KABUL (Reuters) - A chartered airplane carrying 125 Afghan refugees back from Germany landed in Kabul on Wednesday, with officials on hand eager to assure the returnees that they have a future in Afghanistan.
The refugees returned voluntarily, in what is expected to be the first of many such flights coordinated between the governments in Kabul and Berlin as well as the International Organization for Migration, according the German embassy in Kabul.
Seeking to escape the violence and economic malaise that continue to grip their home country, Afghans make up a major portion of the hundreds of thousands of refugees who have been pouring into Europe, which has struggled to find ways to accommodate the arrivals.
Officials in Kabul greeted the returning refugees with signs saying "Welcome back, Afghanistan needs you."
"After a difficult way to Germany in the hands of people smugglers they realized their future is in Afghanistan and that they are needed in their home country," the German embassy said in a statement.

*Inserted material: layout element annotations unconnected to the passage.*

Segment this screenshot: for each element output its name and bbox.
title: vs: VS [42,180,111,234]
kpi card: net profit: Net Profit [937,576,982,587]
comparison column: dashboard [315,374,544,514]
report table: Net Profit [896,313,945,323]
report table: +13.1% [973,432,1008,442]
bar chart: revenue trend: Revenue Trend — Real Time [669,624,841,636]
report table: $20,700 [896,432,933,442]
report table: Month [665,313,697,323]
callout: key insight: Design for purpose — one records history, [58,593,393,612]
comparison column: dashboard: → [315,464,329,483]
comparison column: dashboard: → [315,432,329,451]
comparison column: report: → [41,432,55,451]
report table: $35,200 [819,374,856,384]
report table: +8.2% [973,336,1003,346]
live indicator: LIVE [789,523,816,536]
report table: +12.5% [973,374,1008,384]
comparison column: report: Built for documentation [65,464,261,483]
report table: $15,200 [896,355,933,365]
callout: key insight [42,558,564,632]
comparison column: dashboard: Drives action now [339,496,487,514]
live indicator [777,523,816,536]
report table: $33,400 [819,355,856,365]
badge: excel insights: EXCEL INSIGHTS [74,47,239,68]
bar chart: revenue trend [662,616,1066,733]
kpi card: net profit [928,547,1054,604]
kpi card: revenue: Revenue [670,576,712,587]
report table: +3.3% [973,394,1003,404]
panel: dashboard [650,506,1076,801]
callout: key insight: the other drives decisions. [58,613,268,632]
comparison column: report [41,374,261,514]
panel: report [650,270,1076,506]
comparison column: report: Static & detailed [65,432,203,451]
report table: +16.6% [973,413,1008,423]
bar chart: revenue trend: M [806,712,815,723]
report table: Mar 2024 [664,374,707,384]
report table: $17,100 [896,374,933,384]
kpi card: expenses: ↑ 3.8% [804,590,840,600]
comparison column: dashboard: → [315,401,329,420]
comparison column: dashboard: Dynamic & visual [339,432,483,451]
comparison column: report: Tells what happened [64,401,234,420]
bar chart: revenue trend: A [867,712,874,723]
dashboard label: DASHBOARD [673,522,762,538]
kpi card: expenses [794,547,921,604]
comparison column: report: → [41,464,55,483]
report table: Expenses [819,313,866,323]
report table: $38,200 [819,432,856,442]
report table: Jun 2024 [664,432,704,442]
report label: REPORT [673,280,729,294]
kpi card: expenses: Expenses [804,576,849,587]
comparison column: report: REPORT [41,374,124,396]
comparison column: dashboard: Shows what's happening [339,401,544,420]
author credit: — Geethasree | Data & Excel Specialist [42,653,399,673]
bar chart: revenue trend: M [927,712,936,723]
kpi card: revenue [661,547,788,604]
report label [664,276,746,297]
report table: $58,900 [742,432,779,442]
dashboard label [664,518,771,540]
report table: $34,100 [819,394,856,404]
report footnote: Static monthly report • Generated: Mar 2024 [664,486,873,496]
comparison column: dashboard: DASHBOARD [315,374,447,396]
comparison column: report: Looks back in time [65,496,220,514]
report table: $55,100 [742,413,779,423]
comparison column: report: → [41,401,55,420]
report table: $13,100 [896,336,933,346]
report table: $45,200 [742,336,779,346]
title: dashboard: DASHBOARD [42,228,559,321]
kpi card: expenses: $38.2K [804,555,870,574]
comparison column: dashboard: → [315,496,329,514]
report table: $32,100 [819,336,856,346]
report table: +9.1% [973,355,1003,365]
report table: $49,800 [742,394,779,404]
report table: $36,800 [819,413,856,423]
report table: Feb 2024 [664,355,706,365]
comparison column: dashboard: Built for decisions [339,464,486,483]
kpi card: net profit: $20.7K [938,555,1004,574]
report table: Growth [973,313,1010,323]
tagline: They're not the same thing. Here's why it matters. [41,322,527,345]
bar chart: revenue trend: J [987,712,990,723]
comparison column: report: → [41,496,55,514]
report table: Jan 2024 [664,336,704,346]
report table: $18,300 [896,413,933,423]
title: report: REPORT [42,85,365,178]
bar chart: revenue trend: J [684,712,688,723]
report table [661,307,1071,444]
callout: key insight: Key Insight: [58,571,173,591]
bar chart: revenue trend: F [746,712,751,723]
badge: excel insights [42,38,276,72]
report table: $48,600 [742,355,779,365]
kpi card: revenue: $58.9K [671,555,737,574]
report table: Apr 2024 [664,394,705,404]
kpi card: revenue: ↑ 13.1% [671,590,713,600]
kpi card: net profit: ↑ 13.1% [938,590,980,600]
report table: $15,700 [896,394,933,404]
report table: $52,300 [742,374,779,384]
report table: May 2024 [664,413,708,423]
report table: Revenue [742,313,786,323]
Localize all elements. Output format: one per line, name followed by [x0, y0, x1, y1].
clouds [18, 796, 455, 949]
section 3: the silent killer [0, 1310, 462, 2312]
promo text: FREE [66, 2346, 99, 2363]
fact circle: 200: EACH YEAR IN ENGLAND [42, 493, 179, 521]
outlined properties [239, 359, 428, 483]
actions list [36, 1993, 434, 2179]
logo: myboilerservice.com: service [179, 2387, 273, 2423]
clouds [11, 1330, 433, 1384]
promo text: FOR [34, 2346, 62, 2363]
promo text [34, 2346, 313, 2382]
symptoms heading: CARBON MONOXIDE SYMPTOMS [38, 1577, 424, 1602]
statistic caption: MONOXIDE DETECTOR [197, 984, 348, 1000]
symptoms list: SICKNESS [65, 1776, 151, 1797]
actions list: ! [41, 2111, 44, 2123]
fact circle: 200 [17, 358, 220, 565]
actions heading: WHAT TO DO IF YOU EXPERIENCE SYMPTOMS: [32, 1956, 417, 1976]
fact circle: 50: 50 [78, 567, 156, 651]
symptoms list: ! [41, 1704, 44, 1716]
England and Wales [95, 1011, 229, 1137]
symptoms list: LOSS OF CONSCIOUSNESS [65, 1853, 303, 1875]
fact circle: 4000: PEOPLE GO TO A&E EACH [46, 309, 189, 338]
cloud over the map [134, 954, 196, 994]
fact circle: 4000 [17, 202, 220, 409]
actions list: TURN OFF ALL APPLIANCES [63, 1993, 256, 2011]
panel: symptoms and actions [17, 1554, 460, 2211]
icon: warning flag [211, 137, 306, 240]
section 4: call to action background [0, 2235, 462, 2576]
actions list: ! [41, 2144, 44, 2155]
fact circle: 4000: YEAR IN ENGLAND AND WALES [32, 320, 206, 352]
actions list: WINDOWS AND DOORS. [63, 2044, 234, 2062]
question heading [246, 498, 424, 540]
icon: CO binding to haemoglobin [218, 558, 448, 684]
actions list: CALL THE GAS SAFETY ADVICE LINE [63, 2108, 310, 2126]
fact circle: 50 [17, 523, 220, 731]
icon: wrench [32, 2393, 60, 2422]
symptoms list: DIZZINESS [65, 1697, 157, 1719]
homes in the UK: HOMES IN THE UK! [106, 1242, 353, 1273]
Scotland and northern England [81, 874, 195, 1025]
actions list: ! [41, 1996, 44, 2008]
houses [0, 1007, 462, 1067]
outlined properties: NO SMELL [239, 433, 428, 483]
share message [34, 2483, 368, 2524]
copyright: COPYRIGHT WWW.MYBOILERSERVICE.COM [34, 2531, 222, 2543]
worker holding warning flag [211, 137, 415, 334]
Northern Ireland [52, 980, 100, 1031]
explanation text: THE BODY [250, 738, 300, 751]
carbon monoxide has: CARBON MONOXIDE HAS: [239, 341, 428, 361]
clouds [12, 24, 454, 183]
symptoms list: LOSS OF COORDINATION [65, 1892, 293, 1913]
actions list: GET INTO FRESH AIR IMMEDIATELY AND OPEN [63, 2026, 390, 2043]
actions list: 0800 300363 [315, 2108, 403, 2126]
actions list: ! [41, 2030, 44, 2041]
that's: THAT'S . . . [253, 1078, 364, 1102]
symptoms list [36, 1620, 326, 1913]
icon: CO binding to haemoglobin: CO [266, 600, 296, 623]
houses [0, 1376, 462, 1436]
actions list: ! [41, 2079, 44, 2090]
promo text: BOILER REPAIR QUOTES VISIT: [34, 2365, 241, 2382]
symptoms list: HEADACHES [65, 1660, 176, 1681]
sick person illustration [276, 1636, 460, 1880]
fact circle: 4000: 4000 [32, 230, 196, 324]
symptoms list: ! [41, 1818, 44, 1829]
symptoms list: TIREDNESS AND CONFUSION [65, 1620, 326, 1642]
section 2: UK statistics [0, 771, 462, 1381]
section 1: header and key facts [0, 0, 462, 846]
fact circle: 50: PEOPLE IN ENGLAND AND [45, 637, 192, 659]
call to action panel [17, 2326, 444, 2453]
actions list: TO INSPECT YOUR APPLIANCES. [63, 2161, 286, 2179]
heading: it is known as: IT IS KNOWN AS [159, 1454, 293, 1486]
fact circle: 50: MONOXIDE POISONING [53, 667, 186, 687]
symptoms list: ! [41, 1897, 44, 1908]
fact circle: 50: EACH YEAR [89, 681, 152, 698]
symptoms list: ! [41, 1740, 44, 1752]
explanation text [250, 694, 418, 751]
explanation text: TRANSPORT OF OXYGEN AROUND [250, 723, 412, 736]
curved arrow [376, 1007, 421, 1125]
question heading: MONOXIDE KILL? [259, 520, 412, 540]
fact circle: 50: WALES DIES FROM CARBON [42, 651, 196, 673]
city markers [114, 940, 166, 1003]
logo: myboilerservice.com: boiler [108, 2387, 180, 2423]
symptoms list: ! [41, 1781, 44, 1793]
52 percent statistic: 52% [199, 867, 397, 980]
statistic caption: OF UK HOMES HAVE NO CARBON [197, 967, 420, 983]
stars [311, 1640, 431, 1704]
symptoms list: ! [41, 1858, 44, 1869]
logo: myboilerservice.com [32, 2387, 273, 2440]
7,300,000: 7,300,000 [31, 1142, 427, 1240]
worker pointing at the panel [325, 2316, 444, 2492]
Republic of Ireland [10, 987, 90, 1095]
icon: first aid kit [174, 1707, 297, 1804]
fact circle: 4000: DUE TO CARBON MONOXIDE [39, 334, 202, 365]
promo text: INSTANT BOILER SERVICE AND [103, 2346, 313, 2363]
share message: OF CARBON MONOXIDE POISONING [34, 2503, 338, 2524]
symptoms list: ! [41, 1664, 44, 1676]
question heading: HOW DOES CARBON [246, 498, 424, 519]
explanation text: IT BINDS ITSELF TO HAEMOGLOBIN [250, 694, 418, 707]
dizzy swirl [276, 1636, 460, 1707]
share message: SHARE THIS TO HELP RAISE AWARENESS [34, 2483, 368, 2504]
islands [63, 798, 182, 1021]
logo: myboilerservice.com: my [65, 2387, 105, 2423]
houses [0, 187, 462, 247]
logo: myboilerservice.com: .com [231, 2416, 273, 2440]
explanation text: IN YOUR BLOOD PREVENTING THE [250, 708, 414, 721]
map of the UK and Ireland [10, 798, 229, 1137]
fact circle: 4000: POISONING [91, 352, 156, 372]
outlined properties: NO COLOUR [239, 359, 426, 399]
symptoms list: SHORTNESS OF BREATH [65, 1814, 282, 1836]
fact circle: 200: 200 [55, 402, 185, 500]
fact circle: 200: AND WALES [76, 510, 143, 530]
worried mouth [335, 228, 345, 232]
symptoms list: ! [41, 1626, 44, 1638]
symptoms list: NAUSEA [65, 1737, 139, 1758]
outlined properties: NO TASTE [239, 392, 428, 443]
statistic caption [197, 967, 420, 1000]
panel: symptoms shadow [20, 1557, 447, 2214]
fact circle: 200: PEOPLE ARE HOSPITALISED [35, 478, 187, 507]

Many Afghans made their way to Germany, but in recent months the German government has launched media campaigns to dissuade would-be refugees from making the trip, warning of dangerous human traffickers and limited opportunities in Europe.
Afghans were 27 percent of the more than 100,000 refugees who made the dangerous journey across the Mediterranean Sea in January, second only to the number fleeing war-torn Syria, according to data collected by the United Nations.